Ледолом - Рязанов Михайлович
Шрифт:
Интервал:
Закладка:
— Добры люди, — обратилась она ко всем собравшимся, — люди добрыя. Бох даровал нам победу над ижвергами-хвашиштами проклятыми и укупантами. Это милошть великая Божия. Давайте и мы помолимша Отшу, Шину и Швятому Духу, аминь…

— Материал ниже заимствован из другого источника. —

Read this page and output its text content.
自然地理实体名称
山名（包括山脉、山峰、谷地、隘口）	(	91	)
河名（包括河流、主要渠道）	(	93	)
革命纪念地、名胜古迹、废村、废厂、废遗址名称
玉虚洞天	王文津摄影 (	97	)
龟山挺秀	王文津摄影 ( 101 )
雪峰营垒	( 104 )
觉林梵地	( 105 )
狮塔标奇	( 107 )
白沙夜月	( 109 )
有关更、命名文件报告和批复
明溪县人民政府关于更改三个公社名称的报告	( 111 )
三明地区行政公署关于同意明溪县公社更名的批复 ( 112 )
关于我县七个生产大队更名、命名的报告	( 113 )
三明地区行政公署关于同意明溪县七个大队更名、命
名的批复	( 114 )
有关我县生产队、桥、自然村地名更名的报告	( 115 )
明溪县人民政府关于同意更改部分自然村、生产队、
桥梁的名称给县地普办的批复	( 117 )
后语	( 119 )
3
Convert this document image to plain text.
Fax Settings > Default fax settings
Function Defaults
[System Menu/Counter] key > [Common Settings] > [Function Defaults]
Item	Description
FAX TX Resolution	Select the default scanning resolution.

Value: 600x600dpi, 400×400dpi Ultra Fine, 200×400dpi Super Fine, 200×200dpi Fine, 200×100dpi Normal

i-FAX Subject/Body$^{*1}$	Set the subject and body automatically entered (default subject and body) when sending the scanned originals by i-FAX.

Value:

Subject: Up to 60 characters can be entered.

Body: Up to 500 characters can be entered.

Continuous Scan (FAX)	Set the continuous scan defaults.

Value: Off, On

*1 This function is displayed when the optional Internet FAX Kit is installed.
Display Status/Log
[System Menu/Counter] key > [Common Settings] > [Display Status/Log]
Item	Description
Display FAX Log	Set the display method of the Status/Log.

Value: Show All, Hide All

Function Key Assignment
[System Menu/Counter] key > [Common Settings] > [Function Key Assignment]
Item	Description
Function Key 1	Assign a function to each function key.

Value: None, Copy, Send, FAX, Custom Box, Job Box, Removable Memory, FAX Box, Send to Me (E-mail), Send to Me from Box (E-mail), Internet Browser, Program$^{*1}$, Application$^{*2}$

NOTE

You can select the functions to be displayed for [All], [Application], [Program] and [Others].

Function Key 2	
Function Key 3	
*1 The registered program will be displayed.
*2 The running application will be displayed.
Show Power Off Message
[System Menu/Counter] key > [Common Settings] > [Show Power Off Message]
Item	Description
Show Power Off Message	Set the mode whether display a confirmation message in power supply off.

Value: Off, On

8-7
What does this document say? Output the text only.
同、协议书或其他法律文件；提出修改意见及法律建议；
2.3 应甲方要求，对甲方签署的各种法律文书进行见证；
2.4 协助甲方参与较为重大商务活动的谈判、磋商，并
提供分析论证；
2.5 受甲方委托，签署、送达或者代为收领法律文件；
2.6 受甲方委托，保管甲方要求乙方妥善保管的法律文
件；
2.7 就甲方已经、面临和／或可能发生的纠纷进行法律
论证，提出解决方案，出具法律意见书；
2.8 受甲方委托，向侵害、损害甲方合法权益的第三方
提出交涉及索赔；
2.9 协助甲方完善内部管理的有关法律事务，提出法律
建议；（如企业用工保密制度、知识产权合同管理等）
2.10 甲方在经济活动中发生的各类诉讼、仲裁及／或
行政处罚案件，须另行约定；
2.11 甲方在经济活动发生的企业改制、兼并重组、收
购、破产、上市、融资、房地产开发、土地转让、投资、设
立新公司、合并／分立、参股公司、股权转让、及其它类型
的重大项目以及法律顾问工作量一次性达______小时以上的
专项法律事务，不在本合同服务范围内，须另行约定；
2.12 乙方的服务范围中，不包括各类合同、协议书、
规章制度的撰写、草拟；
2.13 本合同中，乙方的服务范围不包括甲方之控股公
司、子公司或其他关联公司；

И она быстро закрестилась, словно боялась, что её остановят. Вместе с ней и тётя Таня, и сестра её, мать Эдки и Тамары, тоже, но как бы стесняясь, втихаря, трижды мелко черканула свои животы, а больше никто не пожелал. Тётя Лиза даже как-то с насмешечкой посматривала на эту сценку, а когда Герасимовна в пояс всем поклонилась и полезла целоваться, тётя Лиза громко произнесла:
— Не знаю, какую помощь нам бог оказал, но уверена, что фашистскую Германию одолел наш советский народ и его могучая Красная Армия. Так давайте помянем тех, кто погиб в этой борьбе и кто выстоял и победил!
Я уже воздуха полные лёгкие набрал, чтобы «ура!» возопить, но никто и рта не разинул — все молчали. А бабка обнимала всех по очереди, чмокала и приговаривала:
— Мы вше, братия и шёштры, во Хриште… Гошподь шкажал: «Любите других, аки шебя, и полушите шартшвие небешное…» Прошти меня, Татиана, прошти меня, Лижавета, прошти меня, Егорка…
А я-то почему и в чём её должен простить? Она ни в чём передо мной не провинилась. Разве что иногда с крыши сгоняла. Вот я — другое дело. Но смолчал, не стал спорить со старухой, она же перецеловала всех, воодушевилась и продолжила:
— Женшины, ежели б вы видали, школь народу шёдни в шерковь пришло, — тьма… Тама молебны служили о победе. И я шподобилашь, швешку поштавила… Проштите меня вше жа грехи мои тяжкия.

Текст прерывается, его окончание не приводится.